Anderson Silva, a canela 'de vidro' e a política brasileira

Confesso! Quase tive um piripaque do Chaves quando vi Anderson Silva fraturar dois ossos da perna como se fossem feitos de Maria Mole. Também ensaiei sorrisos ao ver montagens e piadas maldosas feitas por 'antigos fãs' do MMA. Depois disso, fui tomado por um leve desconforto vendo pessoas falarem tanta bobagem sobre o Spider e causei algumas discussões na minha página pessoal no Facebook. Até aí tudo bem, tudo normal!
Mas a minha surpresa aumentou ao ver um deputado propondo que a exibição de lutas de MMA na TV brasileira fosse proibida. Desse fato aparecem duas conclusões possíveis: o político brasileiro é oportunista e, ao mesmo tempo, tem uma cultura e visão de mundo um tanto limitada, para não dizer limitadíssima.
Ao ver o homem que foi elevado à ícone brasileiro nos últimos anos ter a perna despedaçada em rede nacional (mesmo que com aqueles 30 minutinhos de atraso) 0 deputado federal José Mentor (PT-SP) não deve ter pensado duas vezes: em época que só falamos de política para comentar sobre a dificuldade dos governantes em fechar as contas, proibir o MMA na TV seria uma sacada de gênio.
Isso ilustra o oportunismo do parlamentar - não se iluda, políticos são oportunistas o tempo todo e, quando um acidente vira sensação na internet, na TV na Mídia e até em Marte, o oportunismo é elevado à níveis estratosféricos. O petista afirma que o MMA não é um esporte, mas sim que MMA "é agressão".
O deputado está certo: o MMA não é um esporte, mas sim a união de vários esportes (olímpicos ou não) e diversas artes marciais. Se o deputado crê que todo esporte que possa levar a fraturas e lesões deva ser proibido na TV (aberta ou a cabo), convido o senhor José Mentor (nome sugestivo, não?) a começar uma cruzada contra o Futebol - esse tradicional esporte tupiniquim e suas várias lesões expostas que passam domingo sim, domingo não, na sala da minha casa.

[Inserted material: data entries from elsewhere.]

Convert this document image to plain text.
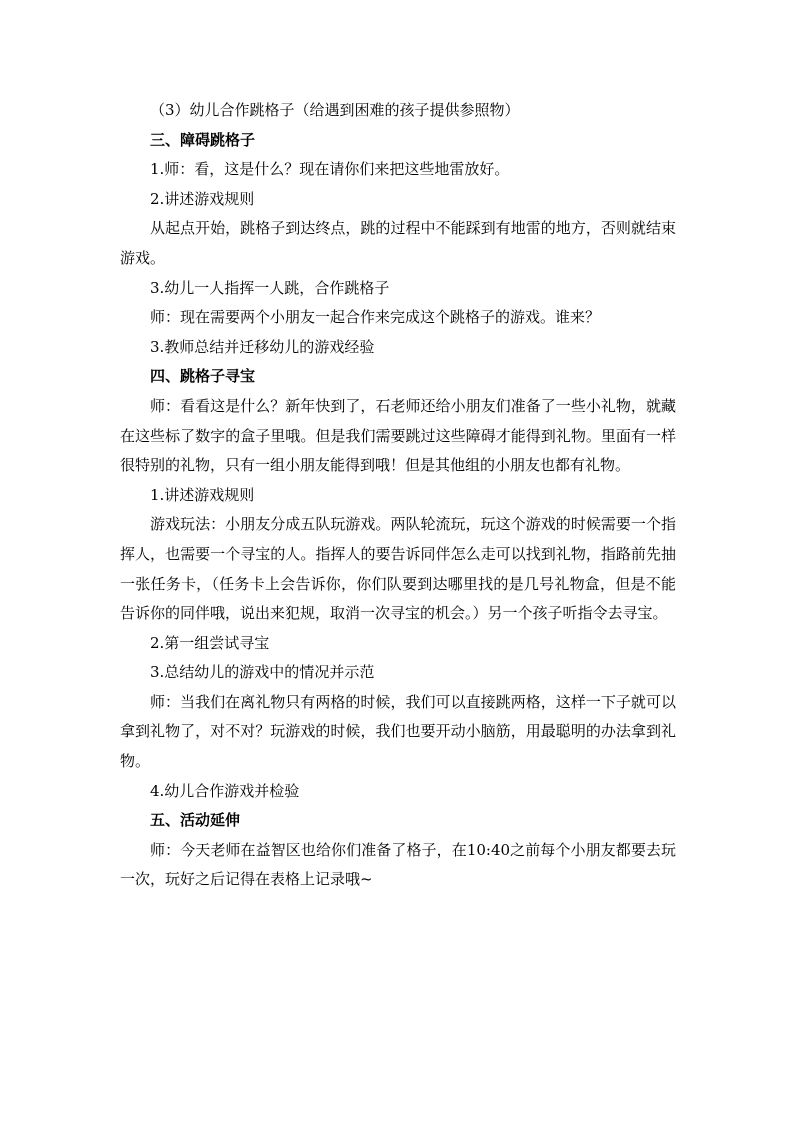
（3）幼儿合作跳格子（给遇到困难的孩子提供参照物）

三、障碍跳格子

1.师：看，这是什么？现在请你们来把这些地雷放好。

2.讲述游戏规则

从起点开始，跳格子到达终点，跳的过程中不能踩到有地雷的地方，否则就结束游戏。

3.幼儿一人指挥一人跳，合作跳格子

师：现在需要两个小朋友一起合作来完成这个跳格子的游戏。谁来？

3.教师总结并迁移幼儿的游戏经验

四、跳格子寻宝

师：看看这是什么？新年快到了，石老师还给小朋友们准备了一些小礼物，就藏在这些标了数字的盒子里哦。但是我们需要跳过这些障碍才能得到礼物。里面有一样很特别的礼物，只有一组小朋友能得到哦！但是其他组的小朋友也都有礼物。

1.讲述游戏规则

游戏玩法：小朋友分成五队玩游戏。两队轮流玩，玩这个游戏的时候需要一个指挥人，也需要一个寻宝的人。指挥人的要告诉同伴怎么走可以找到礼物，指路前先抽一张任务卡，（任务卡上会告诉你，你们队要到达哪里找的是几号礼物盒，但是不能告诉你的同伴哦，说出来犯规，取消一次寻宝的机会。）另一个孩子听指令去寻宝。

2.第一组尝试寻宝

3.总结幼儿的游戏中的情况并示范

师：当我们在离礼物只有两格的时候，我们可以直接跳两格，这样一下子就可以拿到礼物了，对不对？玩游戏的时候，我们也要开动小脑筋，用最聪明的办法拿到礼物。

4.幼儿合作游戏并检验

五、活动延伸

师：今天老师在益智区也给你们准备了格子，在10:40之前每个小朋友都要去玩一次，玩好之后记得在表格上记录哦~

José Mentor foi oportunista e, querendo ou não, reproduziu um discurso falastrão em meio a enxurrada de besteiras veiculadas no Facebook e em outros paraísos digitais. Caso o deputado mude de ideia, convido-o a pisar em um tatame e conhecer um pouco da essência de uma arte marcial, seja ela qual for.
Como um orgulhoso faixa azul de Jiu Jistu, convido José Mentor a entender o que motiva seres humanos a levarem seus corpos, mentes e almas ao máximo e aprenderem lições sobre honra, humildade e disciplina - tudo isso com o indivíduo no limite, bem próximo das situações que nossas 'vidas reais' nos levam.
Não preciso nem entrar no mérito de que temos coisas mais urgentes para 'resolver', não é mesmo, deputado? Gostaria que o senhor também se importasse dessa maneira com o crescente avanço do crack em regiões periféricas do país, por exemplo. Se políticos brasileiros levassem alguns ensinamentos das artes marciais para as ações cotidianas, nossa vida de cidadãos seria melhor, bem melhor.